Volume 12 · 359 words · 1797 Edition

in botany: A genus of the monogynous order, belonging to the decandra class of plants. The calyx is campanulated; the superior petal larger than the rest; the germ is longer than the corolla; the legumen monoporous. There is but one species, the periflora, a native of Peru and the warmer parts of America. It is this shrub that yields the balsam of Peru, which is said to be extracted from it by coction in water. This balsam, as brought to us, is nearly of the consistence of thin honey, of a reddish brown colour, inclining to black, an agreeable aromatic smell, and a very hot biting taste. Distilled with water, it yields a small quantity of a fragrant essential oil of a reddish colour, and in a strong fire, without addition, a yellowish red oil. Balsam of Peru is a very warm aromatic medicine, considerably hotter and more acrid than copaiva. Its principal effects are to warm the habit, to strengthen the nervous system, and attenuate viscid humours. Hence its use in some kinds of asthmas, gonorrhoeas, dysenteries, suppressions of the uterine discharges, and other disorders proceeding from a debility of the solids or a sluggishness and inactivity of the juices.
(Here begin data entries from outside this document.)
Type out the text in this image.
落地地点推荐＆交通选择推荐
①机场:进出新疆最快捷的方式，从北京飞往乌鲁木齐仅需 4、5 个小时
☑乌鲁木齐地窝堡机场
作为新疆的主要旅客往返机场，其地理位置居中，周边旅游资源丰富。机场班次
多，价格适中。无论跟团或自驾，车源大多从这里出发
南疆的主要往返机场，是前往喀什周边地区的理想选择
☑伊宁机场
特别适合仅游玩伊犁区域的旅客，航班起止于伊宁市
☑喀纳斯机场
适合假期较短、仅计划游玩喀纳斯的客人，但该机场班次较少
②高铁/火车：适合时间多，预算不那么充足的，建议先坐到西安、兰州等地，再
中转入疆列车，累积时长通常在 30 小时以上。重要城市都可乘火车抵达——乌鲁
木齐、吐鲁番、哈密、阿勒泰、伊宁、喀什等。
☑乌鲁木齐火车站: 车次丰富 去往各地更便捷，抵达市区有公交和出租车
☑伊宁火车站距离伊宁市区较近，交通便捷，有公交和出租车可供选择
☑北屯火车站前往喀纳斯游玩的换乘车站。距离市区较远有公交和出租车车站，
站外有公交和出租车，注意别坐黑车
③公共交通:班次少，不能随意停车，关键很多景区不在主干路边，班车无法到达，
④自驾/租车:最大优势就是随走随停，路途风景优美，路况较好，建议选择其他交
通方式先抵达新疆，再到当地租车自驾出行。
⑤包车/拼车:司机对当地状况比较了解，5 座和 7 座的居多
It is also employed externally, for cleansing and healing wounds and ulcers, and sometimes against palsies and rheumatic pains.—There is another sort of balsam of Peru of a white colour, Myrrh colour, and considerably more fragrant than the former. This is very rarely brought to us. It is said to be the produce of the same plant which yields the common or black balsam, and to exude from incisions made in the trunk, while the former is obtained by boiling. There is also a third kind, commonly called the red or dry. This is supposed to obtain a different state from the white, merely in consequence of the treatment to which it is subjected after it is got from the tree. It is almost as fragrant as the balsam of Gilead, held in so high esteem among the eastern nations. It is very rarely in use in Britain, and almost never to be met with in our shops.